[PATCH] vt: discard stale unicode buffer on alt screen exit after resize

Liav Mordouch posted 1 patch 5 days, 21 hours ago
There is a newer version of this series
drivers/tty/vt/vt.c | 14 +++++++++++++-
1 file changed, 13 insertions(+), 1 deletion(-)
[PATCH] vt: discard stale unicode buffer on alt screen exit after resize
Posted by Liav Mordouch 5 days, 21 hours ago
Hi,

Following up on the bug report I sent earlier. I've done some further digging
and found the root cause, and I'm including a patch that fixes it. I've tested
it and confirmed it resolves the crash on my system.

Root cause analysis:

The crash I reported in csi_J is caused by a size mismatch between
vc_uni_lines and the actual console dimensions. Here's what happens:

  1. Console starts at 80x25. vc_uni_lines is allocated for 80x25
     (25 pointers + 25*80 u32s, contiguous).

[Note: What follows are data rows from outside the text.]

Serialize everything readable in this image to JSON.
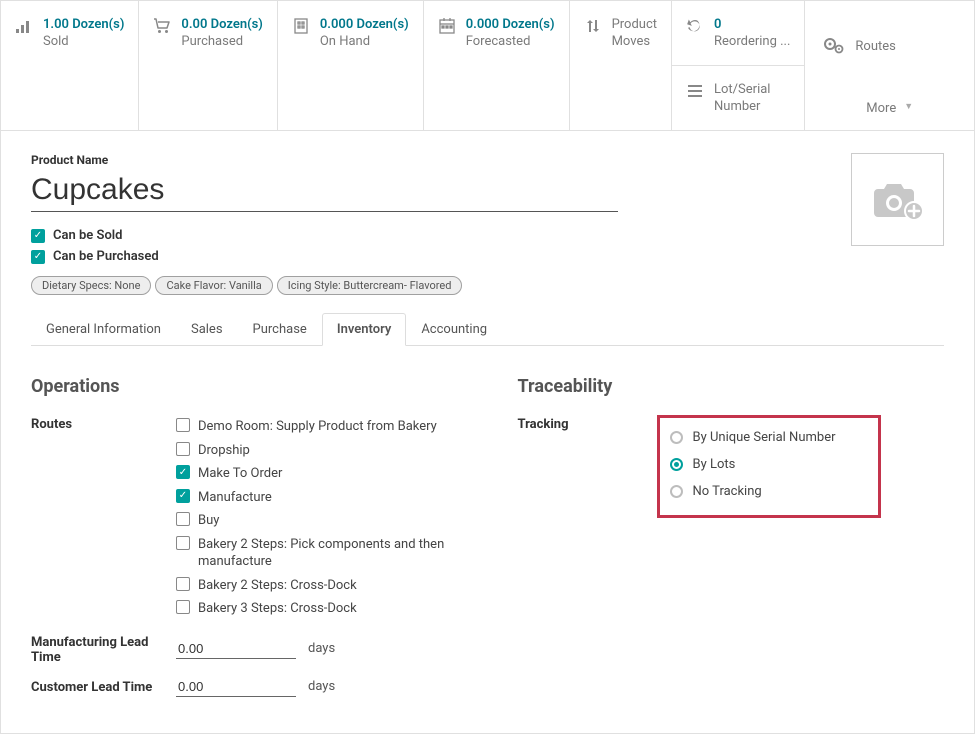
{
  "stats": {
    "sold": {
      "value": "1.00 Dozen(s)",
      "label": "Sold"
    },
    "purchased": {
      "value": "0.00 Dozen(s)",
      "label": "Purchased"
    },
    "on_hand": {
      "value": "0.000 Dozen(s)",
      "label": "On Hand"
    },
    "forecasted": {
      "value": "0.000 Dozen(s)",
      "label": "Forecasted"
    },
    "moves": {
      "label": "Product Moves"
    },
    "reordering": {
      "value": "0",
      "label": "Reordering ..."
    },
    "lot_serial": {
      "label": "Lot/Serial Number"
    }
  },
  "routes_label": "Routes",
  "more_label": "More",
  "product_name_label": "Product Name",
  "product_name": "Cupcakes",
  "can_be_sold_label": "Can be Sold",
  "can_be_purchased_label": "Can be Purchased",
  "tags": [
    "Dietary Specs: None",
    "Cake Flavor: Vanilla",
    "Icing Style: Buttercream- Flavored"
  ],
  "tabs": {
    "general": "General Information",
    "sales": "Sales",
    "purchase": "Purchase",
    "inventory": "Inventory",
    "accounting": "Accounting"
  },
  "operations": {
    "title": "Operations",
    "routes_label": "Routes",
    "routes": [
      {
        "label": "Demo Room: Supply Product from Bakery",
        "checked": false
      },
      {
        "label": "Dropship",
        "checked": false
      },
      {
        "label": "Make To Order",
        "checked": true
      },
      {
        "label": "Manufacture",
        "checked": true
      },
      {
        "label": "Buy",
        "checked": false
      },
      {
        "label": "Bakery 2 Steps: Pick components and then manufacture",
        "checked": false
      },
      {
        "label": "Bakery 2 Steps: Cross-Dock",
        "checked": false
      },
      {
        "label": "Bakery 3 Steps: Cross-Dock",
        "checked": false
      }
    ],
    "mfg_lead_label": "Manufacturing Lead Time",
    "mfg_lead_value": "0.00",
    "mfg_lead_unit": "days",
    "cust_lead_label": "Customer Lead Time",
    "cust_lead_value": "0.00",
    "cust_lead_unit": "days"
  },
  "traceability": {
    "title": "Traceability",
    "tracking_label": "Tracking",
    "options": [
      {
        "label": "By Unique Serial Number",
        "checked": false
      },
      {
        "label": "By Lots",
        "checked": true
      },
      {
        "label": "No Tracking",
        "checked": false
      }
    ]
  }
}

  2. Something enters the alternate screen (\033[?1049h). enter_alt_screen()
     saves vc_uni_lines (80x25) into vc_saved_uni_lines and sets
     vc_uni_lines = NULL.

  3. Console gets resized to 240x67 (amdgpu fbcon takes over). vc_do_resize()
     checks "if (vc->vc_uni_lines)" -- it's NULL, so it skips reallocation.
     But vc_saved_uni_lines (still 80x25) is never touched by the resize.

  4. Something leaves the alternate screen (\033[?1049l). leave_alt_screen()
     calls vc_uniscr_set(vc, vc->vc_saved_uni_lines), blindly restoring the
     stale 80x25 buffer. Now vc_uni_lines points to an 80x25 allocation but
     vc_rows=67, vc_cols=240.

  5. Next clear screen (csi_J CSI_J_VISIBLE) calls
     vc_uniscr_clear_lines(vc, 0, 67), which iterates 67 rows with
     memset32(..., 240). For rows 0-24, each row only has space for 80 u32s
     so memset32 overflows into adjacent rows. At row 25, vc_uni_lines[25]
     reads from the data area (past the 25-entry pointer array), getting
     0x0000002000000020 (two u32 space values read as a pointer) -- page
     fault, crash.

This is confirmed by the registers from the oops:
  RDI = 0x0000002000000020  (bogus pointer = two space chars)
  RCX = 0xf0 = 240          (vc_cols, count for memset32)
  RSI = 0xc8 = 200 = 25*8   (byte offset = row index 25)
  RDX = 0x218 = 536 = 67*8  (loop end = 67 rows)
  RAX = 0x20                 (space character, fill value)

The same faulting address (0x0000002000000020) showed up across 3 separate
crash boots, which makes sense since the memory layout is deterministic.

The fix: in leave_alt_screen(), check if the console dimensions changed while
in the alternate screen. If they did, discard the stale vc_saved_uni_lines
instead of restoring it. The unicode screen will be lazily rebuilt via
vc_uniscr_check() when next needed. This is consistent with how the regular
screen buffer restore in the same function already handles dimension
mismatches using min(saved_rows, current_rows).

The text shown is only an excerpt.